Adrian mengecup kening Tania dengan lembut, lalu masuk ke dalam mobilnya. Laki-laki itu melajukan mobilnya dengan pelan menuju jalan besar.

****

Mentari menampakan sinarnya yang hangat. Membias, menerangi kuntum demi kuntum bunga morning glory  yang tergantung di beranda rumah Airin. Beberapa botol susu lagi-lagi berjejer di samping pohon dollar atau tumbuhan zamioculcas. Seorang laki-laki tampan dengan jaket levis belel  berdiri di depan pintu, sembari beberapa kali menekan bel.

Bunyi bel itu terdengar begitu tidak sabaran, hingga menimbulkan kebisingan yang menyelinap masuk ke dalam kamar Airin yang tengah terbaring di atas ranjangnya. Perempuan itu menggeliat, tatkala sinar matahari yang masuk dari celah-celah jendela membuatnya memicingkan mata. Di halanginya sinar mentari yang menerpa wajahnya dengan telapak tangan, sebelum ia  bangkit dari pembaringan.

Airin menatap jarum jam yang berjalan mantap; setengah sebelas. Dengan malas, istri Sandy Keenan itu bangkit dari tempat tidur, lalu keluar menuju lantai bawah. Bel pintunya masih terus terbunyi sambung-menyambung. Untuk sepersekian detik, perempuan itu tertegun. Ketika ia berada di ruang bawah. Ruangan itu lebih mirip kapal karam di banding ruang tamu. Kertas-kertas berserakan, gelas-gelas kopi, dan remah-remah yang berceceran jauh dari piringnya. Airin menghela napas panjang. Lalu, bunyi bel kembali mengingatkannya, bahwa ada seseorang yang menunggunya di luar sana.

Dengan cepat, Airin membuka pintu. Perempuan itu tertegun, ketika netranya menangkap sosok laki-laki yang tidak asing baginya.

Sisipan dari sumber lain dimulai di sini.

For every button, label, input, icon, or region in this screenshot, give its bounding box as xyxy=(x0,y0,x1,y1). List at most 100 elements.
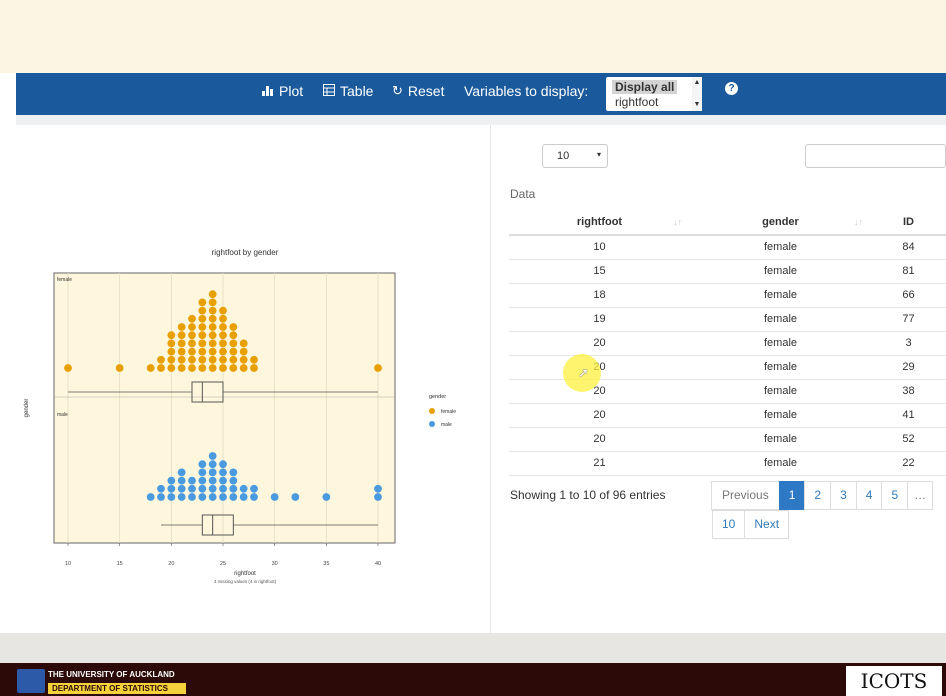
pagination-page-3[interactable]: 3 xyxy=(830,481,857,510)
data-point-female xyxy=(157,364,165,372)
pagination-next[interactable]: Next xyxy=(744,510,790,539)
data-point-female xyxy=(239,339,248,348)
data-point-male xyxy=(167,484,176,493)
sort-icon: ↓↑ xyxy=(854,217,863,227)
legend-marker-male xyxy=(429,421,435,427)
data-point-female xyxy=(219,355,227,364)
data-point-female xyxy=(208,347,217,356)
icots-logo: ICOTS 10 xyxy=(846,666,942,696)
variables-option-all[interactable]: Display all xyxy=(612,80,678,94)
data-point-male xyxy=(157,484,165,493)
search-input[interactable] xyxy=(805,144,946,168)
column-header-id[interactable]: ID xyxy=(871,210,946,236)
data-point-male xyxy=(198,460,207,469)
university-crest-icon xyxy=(17,669,45,693)
pagination-page-4[interactable]: 4 xyxy=(855,481,883,510)
sort-icon: ↓↑ xyxy=(673,217,682,227)
x-tick-label: 15 xyxy=(117,561,123,567)
data-point-male xyxy=(374,484,382,493)
table-cell-gender: female xyxy=(690,379,871,404)
data-point-female xyxy=(239,347,248,356)
question-icon[interactable]: ? xyxy=(725,82,738,95)
data-table: rightfoot ↓↑ gender ↓↑ ID 10 female 84 15 fema… xyxy=(509,210,946,476)
data-point-male xyxy=(208,468,217,477)
column-header-gender[interactable]: gender ↓↑ xyxy=(690,210,871,236)
data-point-male xyxy=(146,493,155,501)
data-point-female xyxy=(198,331,207,340)
missing-values-note: 4 missing values (4 in rightfoot) xyxy=(214,579,277,584)
table-cell-gender: female xyxy=(690,331,871,356)
x-axis-label: rightfoot xyxy=(234,571,256,577)
variables-scrollbar[interactable]: ▲ ▼ xyxy=(692,77,702,111)
data-point-female xyxy=(167,339,176,348)
column-header-rightfoot[interactable]: rightfoot ↓↑ xyxy=(509,210,690,236)
reset-button[interactable]: ↻ Reset xyxy=(392,83,444,99)
table-row[interactable]: 15 female 81 xyxy=(509,259,946,284)
data-point-female xyxy=(208,339,217,348)
plot-button[interactable]: Plot xyxy=(262,83,303,99)
data-point-male xyxy=(229,493,238,501)
data-point-female xyxy=(229,339,238,348)
toolbar-gap xyxy=(16,115,946,125)
data-point-female xyxy=(188,364,196,372)
x-tick-label: 25 xyxy=(220,561,226,567)
data-point-female xyxy=(229,355,238,364)
bar-chart-icon xyxy=(262,84,274,99)
data-point-male xyxy=(219,493,227,501)
table-cell-rightfoot: 20 xyxy=(509,427,690,452)
column-header-label: rightfoot xyxy=(576,216,623,228)
data-point-female xyxy=(239,355,248,364)
table-cell-rightfoot: 10 xyxy=(509,235,690,260)
table-row[interactable]: 20 female 41 xyxy=(509,403,946,428)
pagination-page-1[interactable]: 1 xyxy=(778,481,806,510)
app-header-band xyxy=(0,0,946,73)
pagination-previous[interactable]: Previous xyxy=(711,481,780,510)
table-cell-gender: female xyxy=(690,235,871,260)
pagination: Previous 1 2 3 4 5 … xyxy=(711,481,934,510)
data-point-female xyxy=(250,355,258,364)
legend-title: gender xyxy=(429,394,446,400)
data-point-female xyxy=(229,323,238,331)
data-point-male xyxy=(219,476,227,485)
data-point-male xyxy=(250,493,258,501)
data-point-female xyxy=(208,290,217,299)
variables-option-rightfoot[interactable]: rightfoot xyxy=(615,95,658,109)
data-point-male xyxy=(188,476,196,485)
variables-select[interactable]: Display all rightfoot ▲ ▼ xyxy=(606,77,702,111)
page-length-select[interactable]: 10 ▾ xyxy=(542,144,608,168)
table-cell-id: 41 xyxy=(871,403,946,428)
table-row[interactable]: 20 female 52 xyxy=(509,427,946,452)
data-point-male xyxy=(177,484,186,493)
data-point-male xyxy=(374,493,382,501)
pagination-page-10[interactable]: 10 xyxy=(712,510,746,539)
data-point-male xyxy=(229,484,238,493)
table-cell-rightfoot: 21 xyxy=(509,451,690,476)
pagination-page-2[interactable]: 2 xyxy=(804,481,832,510)
table-row[interactable]: 19 female 77 xyxy=(509,307,946,332)
data-point-female xyxy=(219,347,227,356)
x-tick-label: 40 xyxy=(375,561,381,567)
table-cell-rightfoot: 20 xyxy=(509,331,690,356)
pagination-page-5[interactable]: 5 xyxy=(881,481,909,510)
table-button[interactable]: Table xyxy=(323,83,373,99)
table-row[interactable]: 18 female 66 xyxy=(509,283,946,308)
table-row[interactable]: 21 female 22 xyxy=(509,451,946,476)
table-row[interactable]: 20 female 3 xyxy=(509,331,946,356)
data-point-male xyxy=(157,493,165,501)
table-cell-gender: female xyxy=(690,403,871,428)
data-point-male xyxy=(250,484,258,493)
data-point-female xyxy=(229,347,238,356)
column-header-label: gender xyxy=(762,216,799,228)
data-point-female xyxy=(188,323,196,331)
data-point-male xyxy=(177,476,186,485)
data-point-male xyxy=(322,493,331,501)
caret-down-icon: ▾ xyxy=(597,150,602,159)
x-tick-label: 35 xyxy=(323,561,329,567)
table-row[interactable]: 10 female 84 xyxy=(509,235,946,260)
data-point-male xyxy=(219,468,227,477)
data-point-female xyxy=(219,306,227,315)
department-name: DEPARTMENT OF STATISTICS xyxy=(48,683,186,694)
data-point-male xyxy=(208,476,217,485)
data-point-female xyxy=(115,364,124,372)
data-point-male xyxy=(167,476,176,485)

“Halo, Kak Rin!” sapa Adrian “Kenapa lama sekali, sih, Kakak membukakan pintu,” Adrian berujar sambil mendorong Airin pelan; memaksa masuk. Sebelum Airin sempat berkata-kata.

“Ya ampun,” Adrian terkesima. Ia tidak mempercayai penglihatannya sendiri, ketika menyaksikan pemandangan yang terpampang di hadapannya. “Apa ada kerusuhan di sini, Kak?” tanyanya polos sambil menatap kakak iparnya yang terlihat kikuk di samping pintu.

Airin tidak bicara apa-apa. Perempuan itu menutup pintu dengan segera, lalu berjalan melewati Adrian yang masih terbengong-bengong. Airin memunguti gelas-gelas sisa kopi dan menumpuknya bersama piring remah-remah, kemudian membawanya ke dapur. Adrian meletakkan tas ranselnya ke lantai. Laki-laki itu pun ikut membereskan kertas-kertas yang berserakan. Menumpuk dan meletakkannya di atas meja, dekat rak buku.

Adrian termangu ketika matanya menatap buku-buku yang berjejer rapi. Nama “Airy” tertera di sana. Dengan perlahan, laki-laki berhidung bangir itu menyentuh buku bersampul biru. Sulit dipercaya, bahwa buku yang dipegangnya adalah hasil karya Airin, kakak iparnya. Rasanya aneh! Bagaimana bisa, buku-buku yang ditulis Airin mampu menembus pasar, menjadi best seller. Padahal, sekilas Airin terlihat biasa saja. Bukan perempuan dengan imajinasi yang luar biasa seperti yang dinampakkan oleh karya-karyanya.

“Kak Sandy enggak ada di sini, Yan,” suara Airin mengejutkan Adrian yang tengah khusyuk membuka lembar demi lembar halaman kertas book paper dengan font berjenis garamond. Airin muncul dari dapur dengan membawa secangkir teh. “Dia pergi,” ujarnya lagi sembari meletakkan cangkir hitam berlukiskan bunga sakura berwarna merah muda itu di meja dekat sofa.

“Kapan dia pulang, Kak?” tanya Adrian tanpa memperhatikan Airin. Tangannya masih sibuk membolak-balik novel bercover biru itu.

“Entahlah,” jawab Airin sambil menghempaskan tubuhnya di atas sofa berwarna coklat tua. Matanya terus mengawasi Adrian yang sibuk dengan novel Tuhan, Akulah yang Fana miliknya.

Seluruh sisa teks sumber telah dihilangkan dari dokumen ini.